Keith Ward thinks clearly and writes clearly, and this piece is a good example:

Julian Baggini raises the question of whether religion and science are compatible. But, as he implies, that question is too generally phrased to be helpful. We need to ask if particular religious and scientific claims conflict, or whether they are mutually supportive or not. Some are and some are not, and it would be silly to say that all religious claims conflict with all scientific claims, or that they do not.

Many religious statements are naturally construed as statements of fact – Jesus healed the sick, and rose from death, and these are factual claims. So Stephen Gould‘s suggestion that religion only deals with value and meaning is incorrect, though it is correct that scientists do not usually deal with such questions….

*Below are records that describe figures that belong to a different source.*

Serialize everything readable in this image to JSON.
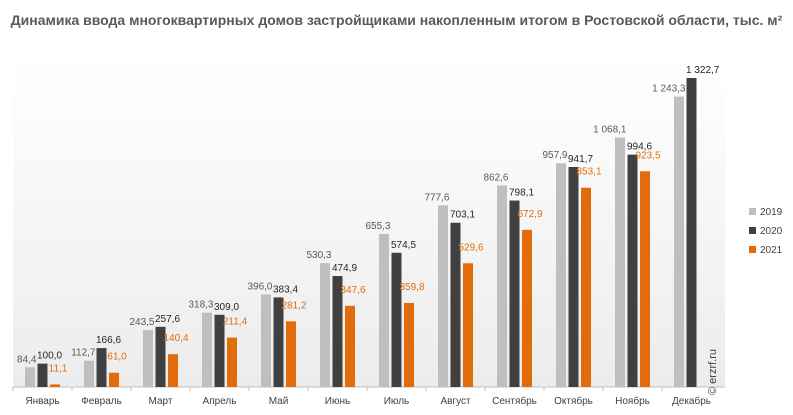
{
  "chart_data": {
    "type": "bar",
    "title": "Динамика ввода многоквартирных домов застройщиками накопленным итогом в Ростовской области, тыс. м²",
    "categories": [
      "Январь",
      "Февраль",
      "Март",
      "Апрель",
      "Май",
      "Июнь",
      "Июль",
      "Август",
      "Сентябрь",
      "Октябрь",
      "Ноябрь",
      "Декабрь"
    ],
    "series": [
      {
        "name": "2019",
        "color": "#bfbfbf",
        "label_color": "#595959",
        "values": [
          84.4,
          112.7,
          243.5,
          318.3,
          396.0,
          530.3,
          655.3,
          777.6,
          862.6,
          957.9,
          1068.1,
          1243.3
        ],
        "labels": [
          "84,4",
          "112,7",
          "243,5",
          "318,3",
          "396,0",
          "530,3",
          "655,3",
          "777,6",
          "862,6",
          "957,9",
          "1 068,1",
          "1 243,3"
        ]
      },
      {
        "name": "2020",
        "color": "#404040",
        "label_color": "#262626",
        "values": [
          100.0,
          166.6,
          257.6,
          309.0,
          383.4,
          474.9,
          574.5,
          703.1,
          798.1,
          941.7,
          994.6,
          1322.7
        ],
        "labels": [
          "100,0",
          "166,6",
          "257,6",
          "309,0",
          "383,4",
          "474,9",
          "574,5",
          "703,1",
          "798,1",
          "941,7",
          "994,6",
          "1 322,7"
        ]
      },
      {
        "name": "2021",
        "color": "#e36c0a",
        "label_color": "#e36c0a",
        "values": [
          11.1,
          61.0,
          140.4,
          211.4,
          281.2,
          347.6,
          359.8,
          529.6,
          672.9,
          853.1,
          923.5,
          null
        ],
        "labels": [
          "11,1",
          "61,0",
          "140,4",
          "211,4",
          "281,2",
          "347,6",
          "359,8",
          "529,6",
          "672,9",
          "853,1",
          "923,5",
          null
        ]
      }
    ],
    "ylim": [
      0,
      1350
    ],
    "grid": false,
    "legend": "right",
    "watermark": "© erzrf.ru"
  }
}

I do not see why Baggini says that religions “smuggle in” agency explanations where they do not belong (for instance, claiming that the cosmos exists because it is created by a God with a purpose). That seems to be a perfectly acceptable factual claim that no known scientific technique can answer. The physical sciences do not generally talk about non-physical and non-law-like facts such as creation by God. That does not mean that such questions are meaningless, or that there are not both rational and silly ways of answering them.

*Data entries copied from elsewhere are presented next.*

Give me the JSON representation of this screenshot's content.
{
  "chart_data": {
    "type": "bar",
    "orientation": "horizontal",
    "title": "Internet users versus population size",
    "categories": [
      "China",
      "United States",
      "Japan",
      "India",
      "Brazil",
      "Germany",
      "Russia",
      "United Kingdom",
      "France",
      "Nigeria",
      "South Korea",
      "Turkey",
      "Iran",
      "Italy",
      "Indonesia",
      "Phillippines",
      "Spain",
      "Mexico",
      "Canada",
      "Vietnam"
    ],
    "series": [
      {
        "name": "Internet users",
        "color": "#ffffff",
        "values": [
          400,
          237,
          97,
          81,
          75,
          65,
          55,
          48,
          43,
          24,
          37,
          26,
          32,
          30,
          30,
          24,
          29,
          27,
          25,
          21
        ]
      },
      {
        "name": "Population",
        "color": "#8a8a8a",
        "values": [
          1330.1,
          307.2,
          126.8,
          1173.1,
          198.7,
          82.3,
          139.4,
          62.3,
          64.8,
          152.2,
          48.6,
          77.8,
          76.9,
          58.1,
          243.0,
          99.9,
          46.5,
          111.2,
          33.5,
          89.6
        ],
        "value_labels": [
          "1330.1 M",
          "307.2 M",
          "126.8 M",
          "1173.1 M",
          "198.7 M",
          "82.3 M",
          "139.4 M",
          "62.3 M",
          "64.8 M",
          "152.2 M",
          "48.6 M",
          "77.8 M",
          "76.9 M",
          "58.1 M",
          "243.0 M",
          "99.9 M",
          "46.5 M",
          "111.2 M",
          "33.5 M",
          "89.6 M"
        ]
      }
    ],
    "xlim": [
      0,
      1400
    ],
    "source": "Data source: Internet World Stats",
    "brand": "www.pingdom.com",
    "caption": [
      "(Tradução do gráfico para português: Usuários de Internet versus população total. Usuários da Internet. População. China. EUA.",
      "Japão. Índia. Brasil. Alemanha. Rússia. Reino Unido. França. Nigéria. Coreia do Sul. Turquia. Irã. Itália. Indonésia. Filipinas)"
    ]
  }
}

Claims that the cosmos is created do not “trespass onto” scientific territory. They are factual claims in which scientific investigators are not, as such, interested. Scientific facts are, of course, relevant to many religious claims. But not all facts are scientific facts – the claim that I was in Oxford last night, unseen by anyone, will occur in no scientific paper, but it is a hard fact. So it is with the miracles of Jesus, with the creation of the cosmos and with its end. The interesting question is not whether religion is compatible with science, but whether there are important factual questions – and some important non-factual questions, too, such as moral ones – with which the physical sciences do not usually deal. The answer seems pretty obvious, without trying to manufacture sharp and artificial distinctions between “hows” and “whys”.